Posted
10 July 2003 @ 10pm

Tagged
Teaching

Moving Images of Society

I teach a course on 19th Century Social Theory [pdf] at the University of Arizona, of the kind often required of Sociology majors around the world. I usually begin with the question “How can there be a city as big as Tucson in the middle of the desert?” and go on to give them a sense of the differences between Europe around 1800 and the society they’re used to. Then we trace the development of the idea of the division of labor in the writings of each of the theorists.

There are other ways to approach a class like this. Rather than focusing on the authors, you can look at different images of society, basic metaphors or pictures of what the social world is like or how bits of it work. Thinking of how to build a course along these lines, I began to wonder what films could I show as part of the class to illustrate these images and processes?

We already watch two films in class, A Job At Ford’s and The Saturday Night Massacre. The former is about life at Ford’s River Rouge plant in the 1920s and ‘30s and is great for getting a grip on Marx. The latter is about Richard Nixon’s efforts to get rid of Special Prosecutor Archibald Cox, and we watch it when we read Weber on Bureaucracy and the pure types of legitimate authority.

But what about other movies? Not just documentaries, not just closely tied to a particular social theorist, either. For instance, you can draw a strong contrast between images of society that emphasize the fluidity and open-endedness of individual agency and those that emphasize the robustness and durability of social structures. Run Lola Run is almost a reductio of the former vision. In it, tiny decisions or accidents of timing involving the characters have enormous ramifications for their lives, though the characters themselves are unaware of this. Everyone is fully in the grip of contingent circumstances. It’s hard to think of a complementary film, one where, ideally, people think of themselves as making all their own choices but in fact are highly constrained by structural circumstances. (Perhaps the demands of cinema militate against this sort of film.)

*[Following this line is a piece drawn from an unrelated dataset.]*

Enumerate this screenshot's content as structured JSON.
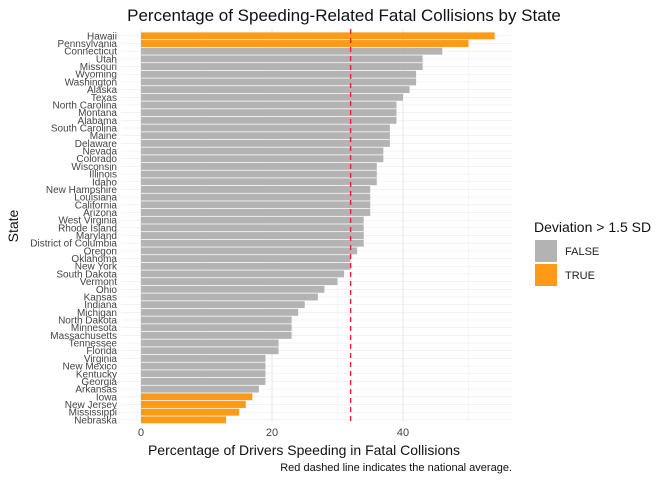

Other basic images or mechanisms surely also show up in film: self-fulfilling or self-defeating prophecies; the rapidity of modernizing social change; the potentially nightmarish qualities of rationalized bureaucracies (Brazil?); how status hierarchies and systems of power work; and so on. Suggestions are welcome.


6 Comments

Posted by
claxton6
11 July 2003 @ 9am

You might check out The Way of the Gun. One overriding theme is people doing what they have to (what their roles force them to do). It’s undercut a little bit by role conflict. Of course, that’s said at several points, so it might not quite be what you’re looking for.


Posted by
claxton6
11 July 2003 @ 9am

Of course, Way of the Gun is probably not classroom appropriate.


Posted by
Ssuma
14 July 2003 @ 8am

If you want something on “the potentially nightmarish qualities of rationalized bureaucracies” along with how they overlay more traditional forms of authority The Story of Qiu Ju is good. Subtitled though. Can your students deal with that?


Posted by
Marcus Stanley
15 July 2003 @ 9am

I think “The Story of Qiu Ju” is one of the most deeply sociological movies ever made. The narrative structure of the movie—based as it is on a gradual journey from a traditional village to a large city—replicates the journey of modernization. Not just physically, but also in terms of the movement from personal to impersonal administrative authority.


Posted by
chuck
15 July 2003 @ 2pm

What about Twelve Monkeys? In that film, time travel seems to function as a way of illustrating that the course of action of human history [destruction by a virus] is inevitable, and characters struggle with the fear that their actions “have already happened.”


Posted by
space
16 July 2003 @ 12pm

The Godfather? Michael Corleone tries to live an independent life but ultimately follows a path dictated by his family circumstances.